Here are some key points:

• Homoskedasticity is the consistant variance in the error term. This is one of the Gauss-Markov assumptions. Heteroskedasticity is the opposite of homoskedasticity/
• Heteroskedasticity is a very common problem in social science data.
• Why we have heteroskedasticity? (1) Aggregation across subunits of differing size or (2) Pooled data across units. For instance, ANES or V-Dem datasets that we use for our assignments and in-class activities have aggregation across subunits of differing size (units: countries). We cannot no longer use OLS as out estimator. Multi-level (hierarchical) modeling would be one potential way to resolve this issues. Another thing we talked about in class was fixed-effects regression to account for unit-level variance. But, remember that fixed-effects models add dummy variable for each unit. Hence, a lot of independent variables in your analysis.
• Under heteroskedasticity, OLS estimates are unbiased. So, our OLS is BLU but not BLUE. However, standard errors are not unbiased!
• OLS is no longer BLUE (best linear unbiased estimator) as other linear models may be more efficient. Our standard errors are biased downward (smaller than what they should be larger) than what it should be! Hence, our t-statistics are automatically inflated and will be higher. Hence, our p-value will be lower. Further, if our SEs are biased, our t-statistic, p-values, confidence intervals, etc. will all be unreliable.
• This means that if even they are not, our p-values can be statistically significant (which might not be true if corrected).

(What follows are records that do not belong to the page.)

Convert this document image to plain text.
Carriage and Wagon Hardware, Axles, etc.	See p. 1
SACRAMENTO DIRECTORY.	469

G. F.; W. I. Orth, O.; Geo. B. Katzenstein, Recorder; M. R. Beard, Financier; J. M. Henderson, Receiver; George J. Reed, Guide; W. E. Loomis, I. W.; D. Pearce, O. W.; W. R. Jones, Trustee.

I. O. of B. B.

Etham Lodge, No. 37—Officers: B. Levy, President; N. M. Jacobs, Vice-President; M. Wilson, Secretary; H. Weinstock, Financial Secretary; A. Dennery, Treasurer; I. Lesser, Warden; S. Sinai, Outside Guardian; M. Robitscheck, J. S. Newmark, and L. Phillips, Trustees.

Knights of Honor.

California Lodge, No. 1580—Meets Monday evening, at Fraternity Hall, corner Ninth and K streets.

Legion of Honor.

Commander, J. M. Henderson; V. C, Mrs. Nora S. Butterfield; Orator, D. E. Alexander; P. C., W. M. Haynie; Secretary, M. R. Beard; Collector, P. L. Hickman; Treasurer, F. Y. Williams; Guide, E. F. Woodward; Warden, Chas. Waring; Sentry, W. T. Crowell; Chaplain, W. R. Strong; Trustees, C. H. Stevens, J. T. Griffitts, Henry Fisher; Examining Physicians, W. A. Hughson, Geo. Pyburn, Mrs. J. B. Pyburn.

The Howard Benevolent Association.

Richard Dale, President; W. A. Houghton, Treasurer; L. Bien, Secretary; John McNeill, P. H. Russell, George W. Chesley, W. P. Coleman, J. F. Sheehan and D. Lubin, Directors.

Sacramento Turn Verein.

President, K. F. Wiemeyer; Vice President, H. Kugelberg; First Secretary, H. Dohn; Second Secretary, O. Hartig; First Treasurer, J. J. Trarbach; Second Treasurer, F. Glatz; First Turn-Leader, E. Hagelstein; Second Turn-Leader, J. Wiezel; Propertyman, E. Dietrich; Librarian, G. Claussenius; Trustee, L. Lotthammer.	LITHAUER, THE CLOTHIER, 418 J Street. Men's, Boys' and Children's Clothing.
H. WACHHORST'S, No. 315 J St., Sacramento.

• Increasing the sample size decreases your SE, and will guarantee statistically significant results after some threshold (like 10,000 observations).
• Generally, any t-value greater than +2 or less than - 2 is acceptable. The higher the t-value, the greater the confidence we have in the coefficient as a predictor. Low t-values are indications of low reliability of the predictive power of that coefficient.
• $t-statistics = \frac{\hat{\beta} - \beta_0}{SE(\hat{\beta})}$
• How to detect heteroskedasticity? (1) Visual examination and (2) Breusch-Pagan test. However, there are at least 20 tests out there to test heteroskedasticity. We prefer to use this one.
• We have 3 band-aid solutions: (1) Weighted Least Squares (WLS), (2) Robust standard errors, and (3) Clustered standard errors.
• If we know nothing about the source of heteroskedasticity then it is usefult o use robust SEs, but if we know a lot about the source of heteroskedasticity, then WLS or multi-level/hierarchical modeling is the best. In between (moderate knowledge), we can do clustering or fixed-effects.
• We are not post-hoc correcting our SEs with WLS. We do this with theoretical knowledge.
• Robust SEs are consistant, meaning t-statistic estimates (and F tests) are only asymptotically valid. They are potentially biased in small samples.
• Cross Sectional Time Series (CSTS) or Panel data – where we observe changes within space and time. Read the following to start with panel data:
  • Beck, N., Katz, J. N., & Tucker, R. (1998). Taking time seriously: Time-series-cross-section analysis with a binary dependent variable. American Journal of Political Science, 42(4), 1260-1288.